5. All of the students leaving as soon as the festivities were over.

But the most gratifying moment from that day occurred after all of the participants, but one, had left.

After that one hovercraft had tipped over onto its front face at the expense of its thrust fan, the group that had built and was driving that hovercraft was, understandably, extremely discouraged. My role model, Daniel, a Bay Ridge Prep graduate and engineering major at the University of Pennsylvania, had made the trip to New York to watch the final day of the program, and he and I took to replacing the fan with one of the defects using the old wire nut technique; however, instead of wire nuts, he proposed that we used tin foil instead, which would remain secure to the connection and provide a source of insulation and electric conductivity that may spark the fan back to life.

He remained incredibly dedicated to applying this solution and stayed until well after the final class had ended trying to restore the hovercraft’s functionality. In the meantime, I continued to supervise the other groups and oversaw the informal drag race and design contests. Then 4:00pm came, and everyone disappeared.

Everyone, except for Tyler, whom I considered the leader of the team that designed the hovercraft.

Tyler had seemingly lost hope, as he kept prodding Daniel and I to give up on his creation; nonetheless, Daniel made incredible progress, remembering to clean the connection (something I had never considered) before securing it with tin foil and a variety of tapes. Despite his lack of enthusiasm, I suspected that Tyler’s willingness to stick around was driven by a hidden desire within him to see his hovercraft work.

I had also suspected that the replacement fan Daniel and I were attempting to install was broken due to a mechanical issue with the copper coils inside of it. Nonetheless, I helped Daniel connect the fan to the battery via the ESC and secure all of the parts to the body of the hovercraft. Tyler turned on the transmitter, and we held our breaths.

Five beeps, and the fan was alive.

All of our excitement was palpable, but none more so than Tyler’s. Since his had been broken down, we felt obligated to redo his group’s drag race run, and the freshly-revamped Frankenstein hovercraft smashed the previous 1-minute record by 53 seconds.

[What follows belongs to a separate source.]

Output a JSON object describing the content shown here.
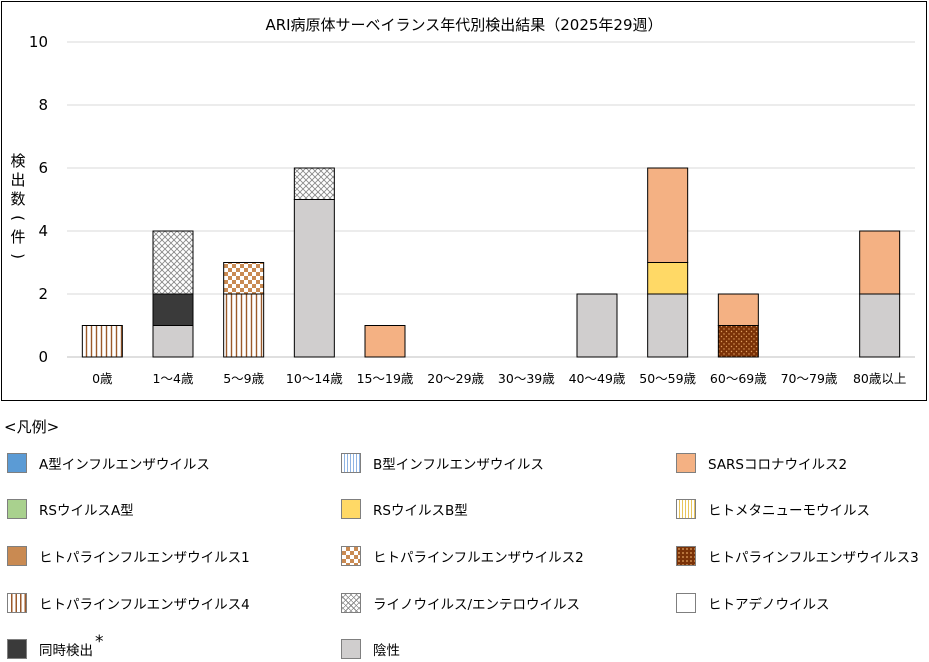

And with that, the saga of my middle school hovercraft engineering afterschool program was completed. While I am overjoyed that the young engineers I taught got to have a taste of the world of STEM, and that I was able to connect members of my school community through collaborative, project-based learning, I learned two things–the value of determination and persistence, and the importance of continued enthusiasm and hope in the face of a challenge–that I will keep with me forever.